Corba Fundamentals   «Prev 

What is the Object Management Architecture?

The Object Management Architecture

  1. The CORBAservices are designed to provide object-level services that will commonly be needed across many applications.
  2. The CORBAfacilities are designed to provide application-level services such as system management, GUI services, and data translation services.
  3. The CORBAdomains (or Domain Interfaces) are defined by Special Interest groups (SIGs) within the OMG. These CORBAdomains specify services specific to vertical market focus areas such as medical, financial, etc.
  4. CORBA Application Objects are designed and developed by CORBA developers to meet the specific needs of their application.
  5. The ORB makes it possible for the objects and services to communicate.
Corba Fundamentals

What is the OMG?

The Object Management Group (OMG) is a not-for-profit organization that promotes the use of object-oriented technologies. Among other things, it defines the CORBA and UML standards. The OMG web site (www.omg.org) provides all of its standards documents available free-of-charge in the form of downloadable PDF files.
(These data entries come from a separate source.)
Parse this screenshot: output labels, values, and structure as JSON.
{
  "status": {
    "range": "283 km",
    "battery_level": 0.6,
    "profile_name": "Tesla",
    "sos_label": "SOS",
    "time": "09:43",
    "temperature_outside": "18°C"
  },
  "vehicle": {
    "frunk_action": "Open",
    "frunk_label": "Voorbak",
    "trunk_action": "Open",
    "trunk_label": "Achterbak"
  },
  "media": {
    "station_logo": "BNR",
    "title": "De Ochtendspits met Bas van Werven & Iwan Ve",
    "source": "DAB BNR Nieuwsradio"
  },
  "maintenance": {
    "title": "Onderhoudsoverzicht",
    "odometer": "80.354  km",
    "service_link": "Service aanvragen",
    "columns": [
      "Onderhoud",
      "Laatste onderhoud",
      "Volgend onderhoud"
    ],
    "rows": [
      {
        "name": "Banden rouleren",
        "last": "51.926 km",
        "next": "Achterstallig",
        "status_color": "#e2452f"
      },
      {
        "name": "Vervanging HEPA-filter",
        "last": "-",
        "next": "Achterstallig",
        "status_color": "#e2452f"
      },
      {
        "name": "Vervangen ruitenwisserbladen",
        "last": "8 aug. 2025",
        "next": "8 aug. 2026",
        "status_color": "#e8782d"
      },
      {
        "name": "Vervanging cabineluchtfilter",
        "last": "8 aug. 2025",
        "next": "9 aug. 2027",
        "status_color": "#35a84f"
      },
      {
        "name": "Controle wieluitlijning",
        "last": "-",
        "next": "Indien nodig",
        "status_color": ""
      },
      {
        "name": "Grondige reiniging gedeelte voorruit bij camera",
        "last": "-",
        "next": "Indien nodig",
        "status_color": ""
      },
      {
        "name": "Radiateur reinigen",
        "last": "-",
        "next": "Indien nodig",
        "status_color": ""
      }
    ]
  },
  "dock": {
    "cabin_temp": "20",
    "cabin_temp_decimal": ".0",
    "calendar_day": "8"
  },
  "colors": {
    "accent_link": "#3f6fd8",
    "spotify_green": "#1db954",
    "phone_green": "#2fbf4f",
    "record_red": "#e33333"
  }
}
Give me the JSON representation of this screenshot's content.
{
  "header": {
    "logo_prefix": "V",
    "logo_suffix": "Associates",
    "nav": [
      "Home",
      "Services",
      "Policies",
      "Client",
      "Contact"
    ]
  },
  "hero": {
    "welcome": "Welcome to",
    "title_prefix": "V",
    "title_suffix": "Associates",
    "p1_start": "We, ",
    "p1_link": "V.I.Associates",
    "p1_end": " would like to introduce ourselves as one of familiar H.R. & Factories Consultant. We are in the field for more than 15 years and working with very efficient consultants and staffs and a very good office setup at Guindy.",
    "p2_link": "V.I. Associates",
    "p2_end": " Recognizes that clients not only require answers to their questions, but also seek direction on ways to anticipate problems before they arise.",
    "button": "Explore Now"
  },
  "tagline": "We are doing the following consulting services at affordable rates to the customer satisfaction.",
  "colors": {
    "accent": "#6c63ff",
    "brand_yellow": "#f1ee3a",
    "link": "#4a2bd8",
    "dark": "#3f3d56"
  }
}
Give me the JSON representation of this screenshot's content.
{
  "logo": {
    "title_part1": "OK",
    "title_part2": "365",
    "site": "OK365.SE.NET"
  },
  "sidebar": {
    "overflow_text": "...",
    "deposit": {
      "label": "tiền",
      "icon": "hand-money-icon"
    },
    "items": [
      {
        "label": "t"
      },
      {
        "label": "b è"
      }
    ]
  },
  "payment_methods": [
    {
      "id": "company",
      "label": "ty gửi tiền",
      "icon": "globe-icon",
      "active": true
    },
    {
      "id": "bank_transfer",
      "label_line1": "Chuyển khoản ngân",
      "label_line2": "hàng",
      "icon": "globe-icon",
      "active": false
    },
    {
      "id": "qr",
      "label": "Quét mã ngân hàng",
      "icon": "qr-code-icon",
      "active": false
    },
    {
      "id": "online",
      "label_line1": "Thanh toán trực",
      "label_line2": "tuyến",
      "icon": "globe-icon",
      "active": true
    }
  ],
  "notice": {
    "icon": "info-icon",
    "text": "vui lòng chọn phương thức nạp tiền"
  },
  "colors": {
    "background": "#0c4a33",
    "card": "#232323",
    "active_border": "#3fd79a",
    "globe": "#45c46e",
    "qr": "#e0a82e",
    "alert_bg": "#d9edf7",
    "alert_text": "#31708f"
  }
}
The OMG has a relatively small staff that focuses on administrative tasks, such as maintaining the OMG web site and organizing meetings of its members. The work of defining standards is carried out by the members of the OMG, of which there are about 600. Any organization (or individual) that is interested in the work of the OMG can become a member. Member organizations typically include universities, software vendors and software users. Members can volunteer to take part in task forces that have the goal of defining new OMG standards or enhancing existing OMG standards. It is through this work that the OMG standards evolve in directions directed by the real-world concerns of its members.

Object Technology

As object technology became more popular through the 1980s there was more interest in bundling the concept of objects with the concept of transparent distributed computing. Objects, with their inherent combination of data and behavior and their strict separation of interface from implementation, offer an ideal package for distributing data and processes to end-user applications. Objects became an enabling technology for distributed processing. In the early 1990s an international trade association called the Object Management Group (OMG) defined a standard for the distribution of objects. The OMG defined the Common Object Request Broker Architecture (CORBA), which provided a standard by which OT could be used in distributed computing environments. The latest version of this standard, CORBA 2.0, addresses issues related to interface, registration, databases, communication, and error handling. When combined with other object services defined by the OMG Object Management Architecture (OMA), CORBA becomes a middleware that facilitates full exploitation of object technology in a distributed system. However, if we were to characterize CORBA technology in the simplest possible language, it would be to say it is an object-oriented RPC.